L’Abbé Jean-Yves LEBORGNE, curé de la paroisse Saint-Gilduin du Combournais et doyen du doyenné d’Ille-et-Rance, est nommé curé de la paroisse Saint-Éloi du Garun.

L’Abbé Dominique MESSU, Délégué épiscopal à la Pastorale de la Santé et curé de la paroisse Notre-Dame de Bonne Nouvelle de Rennes, est nommé curé de la paroisse Saint-
Martin de Soeuvres. Il demeure Délégué épis-copal à la Pastorale de la Santé.

L’Abbé  Yannick  POLIGNE,  en  mission d’études, est nommé curé de la paroisse Saint-Louis-Marie en Brocéliande.

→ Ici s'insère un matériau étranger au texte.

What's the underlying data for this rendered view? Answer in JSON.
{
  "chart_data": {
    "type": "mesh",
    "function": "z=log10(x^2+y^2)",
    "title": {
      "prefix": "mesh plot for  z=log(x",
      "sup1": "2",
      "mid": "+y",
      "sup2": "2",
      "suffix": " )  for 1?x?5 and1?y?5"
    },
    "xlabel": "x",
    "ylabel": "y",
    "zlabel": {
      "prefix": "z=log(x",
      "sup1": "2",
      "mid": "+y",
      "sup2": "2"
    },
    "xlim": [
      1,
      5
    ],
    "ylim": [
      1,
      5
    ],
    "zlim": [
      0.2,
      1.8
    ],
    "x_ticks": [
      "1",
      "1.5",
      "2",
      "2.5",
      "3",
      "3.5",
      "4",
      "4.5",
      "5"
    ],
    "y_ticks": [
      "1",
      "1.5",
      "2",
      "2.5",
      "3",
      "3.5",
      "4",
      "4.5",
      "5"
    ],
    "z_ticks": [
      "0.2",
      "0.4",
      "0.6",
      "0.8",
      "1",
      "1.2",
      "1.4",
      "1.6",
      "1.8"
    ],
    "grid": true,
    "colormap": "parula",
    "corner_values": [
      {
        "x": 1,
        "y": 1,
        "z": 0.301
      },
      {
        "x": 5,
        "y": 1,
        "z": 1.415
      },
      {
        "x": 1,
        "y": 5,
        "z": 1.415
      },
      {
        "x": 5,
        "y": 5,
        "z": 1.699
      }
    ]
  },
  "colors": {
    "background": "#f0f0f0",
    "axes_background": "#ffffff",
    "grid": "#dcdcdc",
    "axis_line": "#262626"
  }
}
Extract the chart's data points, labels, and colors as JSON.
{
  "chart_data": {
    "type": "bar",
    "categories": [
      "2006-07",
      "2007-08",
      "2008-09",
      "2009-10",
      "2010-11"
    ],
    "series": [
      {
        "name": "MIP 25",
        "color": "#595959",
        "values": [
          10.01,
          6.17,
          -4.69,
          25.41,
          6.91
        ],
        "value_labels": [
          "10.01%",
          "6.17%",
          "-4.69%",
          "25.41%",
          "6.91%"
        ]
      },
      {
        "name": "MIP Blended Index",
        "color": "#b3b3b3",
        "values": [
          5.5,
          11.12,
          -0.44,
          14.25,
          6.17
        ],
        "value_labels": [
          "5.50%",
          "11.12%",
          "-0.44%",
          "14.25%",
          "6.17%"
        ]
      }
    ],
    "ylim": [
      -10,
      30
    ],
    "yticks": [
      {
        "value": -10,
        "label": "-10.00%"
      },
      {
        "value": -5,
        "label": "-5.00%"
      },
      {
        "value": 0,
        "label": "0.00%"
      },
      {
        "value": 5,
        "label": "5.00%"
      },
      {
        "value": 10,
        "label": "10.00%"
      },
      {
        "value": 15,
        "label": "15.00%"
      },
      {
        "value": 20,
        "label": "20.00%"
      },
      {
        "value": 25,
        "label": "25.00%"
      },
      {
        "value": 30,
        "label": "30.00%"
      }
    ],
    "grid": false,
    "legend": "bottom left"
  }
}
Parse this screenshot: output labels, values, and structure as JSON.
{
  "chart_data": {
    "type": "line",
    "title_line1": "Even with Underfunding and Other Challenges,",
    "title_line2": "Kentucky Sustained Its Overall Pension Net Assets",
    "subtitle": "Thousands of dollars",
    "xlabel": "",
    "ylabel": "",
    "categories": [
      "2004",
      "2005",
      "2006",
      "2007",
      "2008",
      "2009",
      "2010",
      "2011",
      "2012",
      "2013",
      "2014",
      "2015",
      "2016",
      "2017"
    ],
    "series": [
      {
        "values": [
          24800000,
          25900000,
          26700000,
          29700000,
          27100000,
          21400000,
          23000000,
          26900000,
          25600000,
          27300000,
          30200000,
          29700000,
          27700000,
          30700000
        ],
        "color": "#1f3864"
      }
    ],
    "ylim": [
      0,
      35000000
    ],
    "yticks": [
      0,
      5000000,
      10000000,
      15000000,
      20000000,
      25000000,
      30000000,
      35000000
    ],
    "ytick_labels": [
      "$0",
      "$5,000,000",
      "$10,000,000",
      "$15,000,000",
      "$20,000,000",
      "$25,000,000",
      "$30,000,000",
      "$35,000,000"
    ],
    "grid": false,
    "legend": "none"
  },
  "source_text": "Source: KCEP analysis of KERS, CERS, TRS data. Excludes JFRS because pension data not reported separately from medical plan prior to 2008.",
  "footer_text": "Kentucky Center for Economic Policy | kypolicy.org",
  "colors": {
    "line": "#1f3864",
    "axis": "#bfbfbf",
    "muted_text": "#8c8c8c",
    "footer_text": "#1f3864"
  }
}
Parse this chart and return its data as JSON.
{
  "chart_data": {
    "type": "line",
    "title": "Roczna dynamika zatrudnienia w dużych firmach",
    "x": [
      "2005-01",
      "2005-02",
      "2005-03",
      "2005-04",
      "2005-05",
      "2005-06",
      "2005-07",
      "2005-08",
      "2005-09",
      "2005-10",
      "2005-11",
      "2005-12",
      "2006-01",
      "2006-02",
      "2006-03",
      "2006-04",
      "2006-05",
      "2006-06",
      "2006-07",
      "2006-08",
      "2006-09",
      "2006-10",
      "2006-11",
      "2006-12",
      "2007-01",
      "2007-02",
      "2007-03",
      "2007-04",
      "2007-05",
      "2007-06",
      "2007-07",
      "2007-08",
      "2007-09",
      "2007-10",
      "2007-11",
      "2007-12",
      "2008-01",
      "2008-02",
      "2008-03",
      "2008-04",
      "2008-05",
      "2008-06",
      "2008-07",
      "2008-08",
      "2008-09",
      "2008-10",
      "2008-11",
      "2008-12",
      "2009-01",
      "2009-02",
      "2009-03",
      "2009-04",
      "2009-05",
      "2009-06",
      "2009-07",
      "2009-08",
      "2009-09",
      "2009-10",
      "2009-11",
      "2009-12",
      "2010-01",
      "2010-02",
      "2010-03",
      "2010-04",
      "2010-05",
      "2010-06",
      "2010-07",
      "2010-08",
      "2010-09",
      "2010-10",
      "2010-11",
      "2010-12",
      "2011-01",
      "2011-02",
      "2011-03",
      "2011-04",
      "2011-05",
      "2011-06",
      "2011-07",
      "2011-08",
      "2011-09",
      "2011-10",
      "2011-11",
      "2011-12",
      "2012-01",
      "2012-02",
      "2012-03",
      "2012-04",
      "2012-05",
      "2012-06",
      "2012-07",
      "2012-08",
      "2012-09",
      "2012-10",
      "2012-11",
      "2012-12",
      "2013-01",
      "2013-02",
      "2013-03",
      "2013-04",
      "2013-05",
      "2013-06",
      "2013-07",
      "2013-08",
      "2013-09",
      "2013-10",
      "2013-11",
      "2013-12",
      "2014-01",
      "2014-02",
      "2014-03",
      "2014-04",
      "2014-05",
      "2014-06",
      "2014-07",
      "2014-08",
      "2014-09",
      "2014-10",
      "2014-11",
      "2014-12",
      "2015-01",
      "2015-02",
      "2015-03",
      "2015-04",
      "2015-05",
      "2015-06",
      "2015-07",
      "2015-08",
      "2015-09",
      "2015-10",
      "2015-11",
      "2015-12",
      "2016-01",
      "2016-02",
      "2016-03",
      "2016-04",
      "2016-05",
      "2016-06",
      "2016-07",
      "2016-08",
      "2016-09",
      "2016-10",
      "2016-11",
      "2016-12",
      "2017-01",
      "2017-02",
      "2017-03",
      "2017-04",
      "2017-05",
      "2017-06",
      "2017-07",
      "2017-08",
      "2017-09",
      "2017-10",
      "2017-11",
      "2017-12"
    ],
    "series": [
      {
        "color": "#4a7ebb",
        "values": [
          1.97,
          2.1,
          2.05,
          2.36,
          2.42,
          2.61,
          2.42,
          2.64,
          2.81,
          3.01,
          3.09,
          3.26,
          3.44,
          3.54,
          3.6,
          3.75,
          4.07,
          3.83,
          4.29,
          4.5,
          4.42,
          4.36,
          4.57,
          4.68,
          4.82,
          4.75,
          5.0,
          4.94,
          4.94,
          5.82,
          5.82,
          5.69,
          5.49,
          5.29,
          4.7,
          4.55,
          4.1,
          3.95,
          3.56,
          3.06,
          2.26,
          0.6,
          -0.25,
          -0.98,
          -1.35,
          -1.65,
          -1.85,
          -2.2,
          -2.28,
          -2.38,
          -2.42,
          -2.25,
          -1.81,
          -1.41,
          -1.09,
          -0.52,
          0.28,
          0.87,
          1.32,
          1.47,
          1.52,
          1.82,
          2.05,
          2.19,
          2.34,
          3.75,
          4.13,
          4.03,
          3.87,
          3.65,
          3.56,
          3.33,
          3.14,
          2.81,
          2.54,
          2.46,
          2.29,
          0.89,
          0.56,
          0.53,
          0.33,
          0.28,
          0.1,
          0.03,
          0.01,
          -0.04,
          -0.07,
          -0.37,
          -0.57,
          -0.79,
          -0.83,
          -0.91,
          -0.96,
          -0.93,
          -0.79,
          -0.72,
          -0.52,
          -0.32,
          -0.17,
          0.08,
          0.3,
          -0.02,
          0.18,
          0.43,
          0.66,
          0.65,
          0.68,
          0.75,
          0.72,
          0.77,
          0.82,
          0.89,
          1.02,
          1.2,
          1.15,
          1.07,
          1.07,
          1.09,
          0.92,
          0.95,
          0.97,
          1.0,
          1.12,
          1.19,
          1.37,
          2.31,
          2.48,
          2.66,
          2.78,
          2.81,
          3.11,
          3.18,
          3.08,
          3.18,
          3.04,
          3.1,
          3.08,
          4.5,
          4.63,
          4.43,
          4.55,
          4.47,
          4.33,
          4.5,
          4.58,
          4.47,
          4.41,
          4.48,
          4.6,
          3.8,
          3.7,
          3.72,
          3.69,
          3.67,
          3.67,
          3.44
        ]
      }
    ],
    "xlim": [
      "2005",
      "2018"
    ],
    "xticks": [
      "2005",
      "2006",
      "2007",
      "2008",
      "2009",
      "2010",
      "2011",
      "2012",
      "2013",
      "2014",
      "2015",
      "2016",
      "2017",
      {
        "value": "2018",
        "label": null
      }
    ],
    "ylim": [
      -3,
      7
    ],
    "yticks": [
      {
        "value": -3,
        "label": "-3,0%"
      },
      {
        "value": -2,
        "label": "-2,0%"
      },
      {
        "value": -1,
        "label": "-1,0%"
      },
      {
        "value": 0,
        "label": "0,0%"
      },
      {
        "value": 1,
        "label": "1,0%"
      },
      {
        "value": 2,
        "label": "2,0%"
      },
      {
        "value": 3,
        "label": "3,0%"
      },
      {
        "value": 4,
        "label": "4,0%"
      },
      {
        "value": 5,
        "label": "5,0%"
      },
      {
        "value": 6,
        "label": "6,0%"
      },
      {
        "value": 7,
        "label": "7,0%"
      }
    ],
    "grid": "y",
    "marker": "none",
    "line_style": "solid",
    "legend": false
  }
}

L’Abbé Joseph SEBEGO, prêtre du diocèse de Ouahigouya (Burkina Faso), administrateur des paroisses Notre-Dame du Coudray et Sainte-Thérèse en Pays du Semnon, est nommé, en accord avec son Ordinaire, curé des paroisses Notre-Dame du Coudray et Sainte-Thérèse en Pays du Semnon.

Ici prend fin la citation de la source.